Sementara untuk menaikan harga, ia tidak berani lantaran khawatir pelanggan akan beralih ke pabrik tahu lainnya. Kini, ia tidak tahu harus berbuat apa lagi untuk menghadapi harga kedelai yang terus meroket. Jika pertengahan bulan November ini masih terus naik, dimungkin ia akan merumahkan separuh pegawainya.

“Gak tau harus bagaimana lagi. Hanya bisa pasrah melihat kenyataan harga kedelai terus naik. Jika pertengahan bulan ini masih naik lagi, saya pastikan sebagian pegawai akan diliburkan sementara,” tuturnya.

Kegelisahan serupa juga dirasakan Juwariyah, produsen tahu di Kelurahan Purutrejo, Kecamatan Purworejo, Kota Pasuruan. Ia mengaku mulai kelimpungan saat harga kedelai sudah tembus di angka Rp14.600/kg.

“Sebelumnya harga kedelai Rp12 ribuan, saya masih mampu bertahan, meski harus mengorbankan hak konsumen dengan memperkecil ukuran. Namun begitu awal November naik lagi menjadi Rp14.600 per kilo, terus terang berat untuk bertahan,” akunya.

Ia mengaku sama dengan pengusaha tahu lainnya yang keberatan untuk menaikan harga jual tahu, lantaran khawatir dikomplain oleh pelanggan.
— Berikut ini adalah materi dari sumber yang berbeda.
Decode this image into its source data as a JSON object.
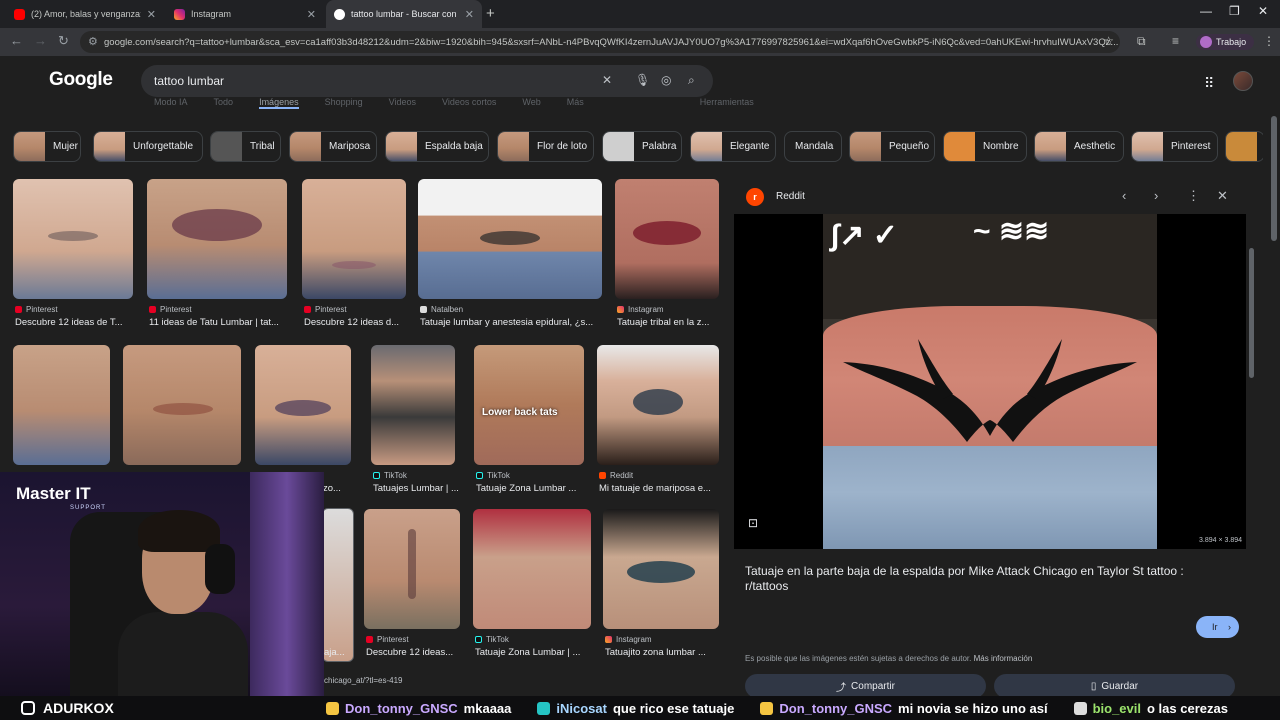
{
  "browser": {
    "tabs": [
      {
        "title": "(2) Amor, balas y venganza: Ro",
        "color": "#ff0000"
      },
      {
        "title": "Instagram",
        "color": "#e1306c"
      },
      {
        "title": "tattoo lumbar - Buscar con Goo",
        "color": "#4285f4"
      }
    ],
    "url": "google.com/search?q=tattoo+lumbar&sca_esv=ca1aff03b3d48212&udm=2&biw=1920&bih=945&sxsrf=ANbL-n4PBvqQWfKI4zernJuAVJAJY0UO7g%3A1776997825961&ei=wdXqaf6hOveGwbkP5-iN6Qc&ved=0ahUKEwi-hrvhuIWUAxV3Qz...",
    "profile": "Trabajo"
  },
  "google": {
    "logo": "Google",
    "query": "tattoo lumbar",
    "ghost_tabs": [
      "Modo IA",
      "Todo",
      "Imágenes",
      "Shopping",
      "Videos",
      "Videos cortos",
      "Web",
      "Más",
      "Herramientas"
    ]
  },
  "chips": [
    "Mujer",
    "Unforgettable",
    "Tribal",
    "Mariposa",
    "Espalda baja",
    "Flor de loto",
    "Palabra",
    "Elegante",
    "Mandala",
    "Pequeño",
    "Nombre",
    "Aesthetic",
    "Pinterest"
  ],
  "results": {
    "row1": [
      {
        "source": "Pinterest",
        "caption": "Descubre 12 ideas de T..."
      },
      {
        "source": "Pinterest",
        "caption": "11 ideas de Tatu Lumbar | tat..."
      },
      {
        "source": "Pinterest",
        "caption": "Descubre 12 ideas d..."
      },
      {
        "source": "Natalben",
        "caption": "Tatuaje lumbar y anestesia epidural, ¿s..."
      },
      {
        "source": "Instagram",
        "caption": "Tatuaje tribal en la z..."
      }
    ],
    "row2": [
      {
        "source": "TikTok",
        "caption": "zo..."
      },
      {
        "source": "TikTok",
        "caption": "Tatuajes Lumbar | ..."
      },
      {
        "source": "TikTok",
        "caption": "Tatuaje Zona Lumbar ...",
        "overlay": "Lower back tats"
      },
      {
        "source": "Reddit",
        "caption": "Mi tatuaje de mariposa e..."
      }
    ],
    "row3": [
      {
        "source": "",
        "caption": "aja..."
      },
      {
        "source": "Pinterest",
        "caption": "Descubre 12 ideas..."
      },
      {
        "source": "TikTok",
        "caption": "Tatuaje Zona Lumbar | ..."
      },
      {
        "source": "Instagram",
        "caption": "Tatuajito zona lumbar ..."
      }
    ],
    "fragment_text": "chicago_at/?tl=es-419"
  },
  "panel": {
    "source": "Reddit",
    "dimensions": "3.894 × 3.894",
    "title": "Tatuaje en la parte baja de la espalda por Mike Attack Chicago en Taylor St tattoo : r/tattoos",
    "go_label": "Ir",
    "copyright": "Es posible que las imágenes estén sujetas a derechos de autor.",
    "more_info": "Más información",
    "share_label": "Compartir",
    "save_label": "Guardar"
  },
  "stream": {
    "logo": "Master IT",
    "logo_sub": "SUPPORT",
    "streamer": "ADURKOX",
    "chat": [
      {
        "user": "Don_tonny_GNSC",
        "message": "mkaaaa"
      },
      {
        "user": "iNicosat",
        "message": "que rico ese tatuaje"
      },
      {
        "user": "Don_tonny_GNSC",
        "message": "mi novia se hizo uno así"
      },
      {
        "user": "bio_evil",
        "message": "o las cerezas"
      }
    ]
  },
  "colors": {
    "accent": "#8ab4f8",
    "reddit": "#ff4500",
    "background": "#1f1f1f"
  }
}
“Sementara ini yang bisa kami lakukan yakni memperkecil ukuran tahu antara 1 senti hingga 2 sentimeter. Semula satu papan ukuran panjang 58 sentimeter, sekarang menjadi 56 sentimeter. Demikian pula irisannya juga dikecilin sedikit,” bebernya seraya menunjukan cara memperkecil ukuran tahu.

Perajin Perkecil Ukuran Tahu

Siasat memperkecil ukuran juga dilakukan Abdul Munif, Produsen tahu di Desa Kepunten, Kecamatan Tulangan, Kabupaten Sidoarjo. Langkah ini ditempuh untuk menutupi ongkos produksi yang kian membengkak.

“Cara paling mudah mengakalinnya yakni memperkecil irisan tahu. Harga ecerannya tetap seribu per biji tapi irisan diperkecil. Sedangkan untuk menaikan harga jual tahu, saya tidak berani, karena takut tidak laku. Cara lain sementara ini menurunkan produksi,” terangnya.

Abdul Munif menyebutkan sebelumnya, ia biasa memproduksi sebanyak 2,5 kuintal tahu dalam sehari. Namun semenjak harga kedelai melonjak, kini cukup memproduksi 1 kuintal saja per hari.

“Kami berharap pemerintah bisa turun tangan menstabilkan harga kedelai impor, agar produksi dan omzet usaha tahu kembali meningkat,” tandasnya.